Una ricerca che ha tenuto con il fiato sospeso, purtroppo finita in tragedia. Cinzia Pinna, la verità grazie alle telecamere.
Una collega è l’ultima persona ad aver vista viva Cinzia Pinna. Erano entrambe al “Bianco e Rosso” di Palau, lavoravano come cameriere in quell’hotel. “Cinzia era una brava collega ma quando beveva perdeva la testa. Urlava, si agitava” racconta la donna, “Quella sera dell’11 settembre avevamo finito alle 23 il nostro turno. Le avevo detto che uscivo con i colleghi, mi aveva detto che pure lei sarebbe andata fuori“. Alle 2 del mattino la collega va via con gli amici, Cinzia resta.

“Me ne rammarico”, racconta la collega, ripercorrendo quell’istante che adesso pesa come un indizio. Non si parla più di scomparsa volontaria o fuga: il corpo di Cinzia è stato ritrovato dopo 14 giorni, nascosto nella tenuta dell’imprenditore Emanuele Ragnedda, che ha confessato l’omicidio. Da quel momento, ogni parola passa sotto la lente di ingrandimento. Ragnedda ha varcato le mura della caserma davanti a giudice e inquirenti. Ha ammesso: “L’ho uccisa io”, una confessione che scuote chiunque la ascolti.
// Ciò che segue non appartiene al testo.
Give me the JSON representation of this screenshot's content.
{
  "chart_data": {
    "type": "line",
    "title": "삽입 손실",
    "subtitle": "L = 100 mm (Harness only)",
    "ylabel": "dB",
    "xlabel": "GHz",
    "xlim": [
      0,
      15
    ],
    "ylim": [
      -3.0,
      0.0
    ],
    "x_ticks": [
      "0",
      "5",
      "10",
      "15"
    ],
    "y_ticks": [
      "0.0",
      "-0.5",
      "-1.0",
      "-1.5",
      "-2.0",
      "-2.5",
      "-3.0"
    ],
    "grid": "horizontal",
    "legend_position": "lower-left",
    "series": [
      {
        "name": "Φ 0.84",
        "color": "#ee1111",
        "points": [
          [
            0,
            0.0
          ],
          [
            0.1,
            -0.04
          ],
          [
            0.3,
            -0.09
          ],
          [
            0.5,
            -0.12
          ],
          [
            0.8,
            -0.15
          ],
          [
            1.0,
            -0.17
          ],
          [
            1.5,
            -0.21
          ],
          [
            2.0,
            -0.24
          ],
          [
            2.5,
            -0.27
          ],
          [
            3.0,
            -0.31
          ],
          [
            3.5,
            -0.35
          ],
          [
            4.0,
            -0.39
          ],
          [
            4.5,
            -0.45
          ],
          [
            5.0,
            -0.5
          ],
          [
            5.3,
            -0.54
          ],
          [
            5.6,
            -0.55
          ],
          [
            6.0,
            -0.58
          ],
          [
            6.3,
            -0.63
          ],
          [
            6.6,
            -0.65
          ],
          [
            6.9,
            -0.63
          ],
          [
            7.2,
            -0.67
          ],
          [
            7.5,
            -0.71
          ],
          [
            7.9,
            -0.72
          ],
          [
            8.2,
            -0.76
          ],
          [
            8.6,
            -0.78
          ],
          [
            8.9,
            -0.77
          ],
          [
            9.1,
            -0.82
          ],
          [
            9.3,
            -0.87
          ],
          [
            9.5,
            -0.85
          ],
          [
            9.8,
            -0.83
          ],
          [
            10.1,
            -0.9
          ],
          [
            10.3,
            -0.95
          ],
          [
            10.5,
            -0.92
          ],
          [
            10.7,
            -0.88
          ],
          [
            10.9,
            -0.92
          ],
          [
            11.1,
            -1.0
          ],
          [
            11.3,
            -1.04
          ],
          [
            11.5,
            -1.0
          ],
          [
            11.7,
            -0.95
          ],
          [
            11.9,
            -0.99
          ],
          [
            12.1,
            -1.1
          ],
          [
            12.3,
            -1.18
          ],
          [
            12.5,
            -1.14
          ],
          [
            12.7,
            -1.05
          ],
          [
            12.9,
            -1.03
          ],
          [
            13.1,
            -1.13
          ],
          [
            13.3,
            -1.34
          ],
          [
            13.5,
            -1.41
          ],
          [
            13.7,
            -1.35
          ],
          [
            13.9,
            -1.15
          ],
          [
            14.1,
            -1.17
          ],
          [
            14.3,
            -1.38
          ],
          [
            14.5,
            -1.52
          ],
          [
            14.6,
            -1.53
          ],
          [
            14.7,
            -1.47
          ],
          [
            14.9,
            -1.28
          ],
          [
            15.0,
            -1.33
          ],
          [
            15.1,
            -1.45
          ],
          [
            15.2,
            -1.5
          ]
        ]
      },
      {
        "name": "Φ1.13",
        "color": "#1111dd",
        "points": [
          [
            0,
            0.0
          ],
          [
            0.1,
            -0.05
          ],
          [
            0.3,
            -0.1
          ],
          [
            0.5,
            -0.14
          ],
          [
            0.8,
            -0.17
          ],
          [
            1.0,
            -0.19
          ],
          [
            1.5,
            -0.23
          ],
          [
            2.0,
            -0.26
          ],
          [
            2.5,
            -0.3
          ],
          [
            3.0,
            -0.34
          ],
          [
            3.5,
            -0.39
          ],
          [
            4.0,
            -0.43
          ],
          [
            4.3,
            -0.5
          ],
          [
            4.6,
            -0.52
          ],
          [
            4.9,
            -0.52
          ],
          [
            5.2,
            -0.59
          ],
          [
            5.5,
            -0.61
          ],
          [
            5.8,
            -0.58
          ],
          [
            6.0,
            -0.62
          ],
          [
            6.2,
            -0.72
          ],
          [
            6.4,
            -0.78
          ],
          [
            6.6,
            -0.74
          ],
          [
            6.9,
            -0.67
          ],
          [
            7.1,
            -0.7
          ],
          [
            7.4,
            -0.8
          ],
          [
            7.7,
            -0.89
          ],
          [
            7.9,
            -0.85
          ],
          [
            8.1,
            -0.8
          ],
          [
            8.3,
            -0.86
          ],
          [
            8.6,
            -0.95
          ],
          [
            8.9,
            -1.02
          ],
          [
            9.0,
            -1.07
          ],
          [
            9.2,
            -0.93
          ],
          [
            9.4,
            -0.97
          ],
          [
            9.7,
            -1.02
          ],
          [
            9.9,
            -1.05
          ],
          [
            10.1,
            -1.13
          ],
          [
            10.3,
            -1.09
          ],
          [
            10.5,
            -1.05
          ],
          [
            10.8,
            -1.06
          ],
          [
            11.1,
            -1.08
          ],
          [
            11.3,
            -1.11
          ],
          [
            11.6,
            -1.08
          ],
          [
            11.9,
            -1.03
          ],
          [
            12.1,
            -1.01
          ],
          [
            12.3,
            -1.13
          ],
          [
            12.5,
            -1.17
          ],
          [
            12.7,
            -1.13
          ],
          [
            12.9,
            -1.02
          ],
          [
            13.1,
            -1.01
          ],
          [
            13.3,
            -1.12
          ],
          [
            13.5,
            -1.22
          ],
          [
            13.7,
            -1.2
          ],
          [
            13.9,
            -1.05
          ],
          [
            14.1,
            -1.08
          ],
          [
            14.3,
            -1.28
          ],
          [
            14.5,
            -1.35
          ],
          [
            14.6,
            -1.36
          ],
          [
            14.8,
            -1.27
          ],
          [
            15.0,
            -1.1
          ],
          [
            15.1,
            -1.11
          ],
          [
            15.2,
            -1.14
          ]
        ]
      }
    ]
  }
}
Cinzia Pinna, la ricostruzione di ciò che è successo
Ma la versione di Ragnedda? Piene di “non ricordo”, pause, lacune che lasciano spazio a dubbi. Parla di un litigio, di una tensione che sembra essersi consumata tra alcol, confusione e sentimenti esasperati. Dice che le condizioni psicofisiche di entrambi erano alterate. Il racconto è vago.
Nel mentre, emergono altri tasselli. Un giovane milanese di 26 anni era stato tirato in ballo da Ragnedda, inizialmente sospettato di occultamento del cadavere. Poi le indagini hanno escluso il suo coinvolgimento diretto, ma la sua figura rimane parte della vicenda che gli inquirenti stanno cercando di ricomporre.

La tenuta agricola Conca Entosa, nel cuore delle campagne tra Arzachena e Palau, è diventata teatro drammatico di una tragica vicenda. È lì che è stato nascosto il corpo, è lì che i carabinieri del RIS hanno trovato tracce di sangue sul divano e su altri oggetti. È lì che si mescolano vino, polvere, impronte, segni che tentano di ricostruire l’ultimo percorso di Cinzia.
Ragnedda, la cui famiglia è nota per la produzione vinicola, era diventato celebre per aver messo in circolazione un Vermentino venduto a cifre da record. Ma ora quella fama si intreccia con il crimine, con un omicidio che non ammette leggerezze.
Quello che resta da chiarire è il movente. Non basta una lite per trasformarsi in dramma. Le domande si moltiplicano: cosa ha fatto partire quell’escalation? Quali parole non dette, quale gelosia, quale minaccia invisibile si è insinuata tra di loro? Le dichiarazioni di Ragnedda, offrono più zone d’ombra che risposte.
La fuga tentata in gommone, lo schianto contro gli scogli, l’arresto. “Mi sono dovuto difendere”, avrebbe detto, una verità che fatica a reggere davanti alla realtà che emerge.
Mentre la famiglia Pinna si prepara al riconoscimento ufficiale del cadavere, tutti gli occhi sono puntati sulle ricostruzioni. Ogni testimonianza, ogni messaggio sparito, ogni telecamera che ha colto qualsiasi movimento diventa parte di un puzzle che deve essere risolto. E sono proprio le telecamere che forniscono un tassello importante. Infatti la notte della scomparsa di Cinzia, c’è un video che la ritrae barcollante, probabilmente ubriaca e si vede un’auto che le si avvicina e lei sale a bordo. Emerge che grazie alla targa, si è scoperto chi fosse il proprietario del veicolo: Ragnedda.
Le indagini vanno avanti, coordinate dalla Procura di Tempio Pausania, sotto lo sguardo attento della pubblica opinione che ne reclama la risoluzione.